In this example, the transition value assessment computing apparatus 12 obtains the context attribute score and the context attribute weight value for each of the context attributes. The context attribute scores and weights can be determined by the new service provider based on data obtained during an interview process at the time of engagement with the client organization, for example. The context attribute weights associated with each context attribute can indicate a relative importance of the context attribute to the context dimension. The context attribute scores can be a relative value on a one to ten scale, for example, and the context attribute weights can be percentage values totaling one hundred percent for each context dimension, although other values and proportions can be used.

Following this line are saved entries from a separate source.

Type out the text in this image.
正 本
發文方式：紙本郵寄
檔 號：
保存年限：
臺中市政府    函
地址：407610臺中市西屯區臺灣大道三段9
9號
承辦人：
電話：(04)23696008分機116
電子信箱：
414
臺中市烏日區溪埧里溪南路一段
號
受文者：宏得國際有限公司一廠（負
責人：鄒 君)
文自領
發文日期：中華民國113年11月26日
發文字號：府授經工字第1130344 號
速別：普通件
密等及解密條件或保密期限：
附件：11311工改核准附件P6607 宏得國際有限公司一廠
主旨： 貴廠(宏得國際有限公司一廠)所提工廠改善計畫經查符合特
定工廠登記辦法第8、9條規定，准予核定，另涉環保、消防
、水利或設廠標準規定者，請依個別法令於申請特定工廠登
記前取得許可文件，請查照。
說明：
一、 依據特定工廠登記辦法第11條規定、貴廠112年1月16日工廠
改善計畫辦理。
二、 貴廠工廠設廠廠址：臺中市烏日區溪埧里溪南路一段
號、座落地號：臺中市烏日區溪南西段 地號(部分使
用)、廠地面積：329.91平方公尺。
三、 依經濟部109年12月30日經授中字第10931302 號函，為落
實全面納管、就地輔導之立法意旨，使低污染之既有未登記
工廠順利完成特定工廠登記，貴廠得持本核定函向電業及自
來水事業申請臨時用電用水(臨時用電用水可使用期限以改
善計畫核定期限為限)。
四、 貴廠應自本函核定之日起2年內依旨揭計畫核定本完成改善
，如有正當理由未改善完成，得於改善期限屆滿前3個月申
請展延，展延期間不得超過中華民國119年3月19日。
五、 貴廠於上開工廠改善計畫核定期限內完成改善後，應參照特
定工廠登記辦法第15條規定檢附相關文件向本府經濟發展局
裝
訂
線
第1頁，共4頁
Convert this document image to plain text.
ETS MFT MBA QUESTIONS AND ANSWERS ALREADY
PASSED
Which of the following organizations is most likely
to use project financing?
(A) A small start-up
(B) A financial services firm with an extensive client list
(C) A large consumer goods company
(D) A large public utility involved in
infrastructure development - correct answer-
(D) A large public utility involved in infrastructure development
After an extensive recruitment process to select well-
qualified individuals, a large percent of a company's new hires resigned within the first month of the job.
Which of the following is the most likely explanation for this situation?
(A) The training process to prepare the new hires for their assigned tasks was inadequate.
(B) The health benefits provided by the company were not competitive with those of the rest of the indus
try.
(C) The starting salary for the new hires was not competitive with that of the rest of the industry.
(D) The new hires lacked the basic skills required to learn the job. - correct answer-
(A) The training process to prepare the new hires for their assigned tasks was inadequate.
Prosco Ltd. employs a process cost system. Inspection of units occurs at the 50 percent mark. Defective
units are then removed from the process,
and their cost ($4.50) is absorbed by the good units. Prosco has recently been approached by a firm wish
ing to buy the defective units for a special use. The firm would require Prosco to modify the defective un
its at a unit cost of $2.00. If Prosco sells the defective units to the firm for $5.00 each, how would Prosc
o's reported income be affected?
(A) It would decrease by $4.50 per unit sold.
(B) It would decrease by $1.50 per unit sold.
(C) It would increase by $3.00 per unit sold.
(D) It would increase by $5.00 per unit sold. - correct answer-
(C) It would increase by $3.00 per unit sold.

In this example, the transition value assessment computing apparatus 12 determines a plurality of context dimension weighted scores based on an aggregation of the product of the context attribute score and the context attribute weight for each context attribute associated with each context dimension. Additionally, the transition value assessment computing apparatus 12 obtains an overall weight for each context dimension. The overall weights can be percentage values totaling one hundred percent and indicating a relative importance with respect to the context of the application transition. In this example, the transition value assessment computing apparatus 12 generates the transition context index value as an aggregation of the product of the context dimension weighted score and overall weight for each context dimension. One or more of the context attribute score, context attribute weight, context dimension weighted score, overall weight, or transition context index value can be input by a user of, and/or calculated by, the client computing device 14 and communicated to the transition value assessment computing apparatus 12.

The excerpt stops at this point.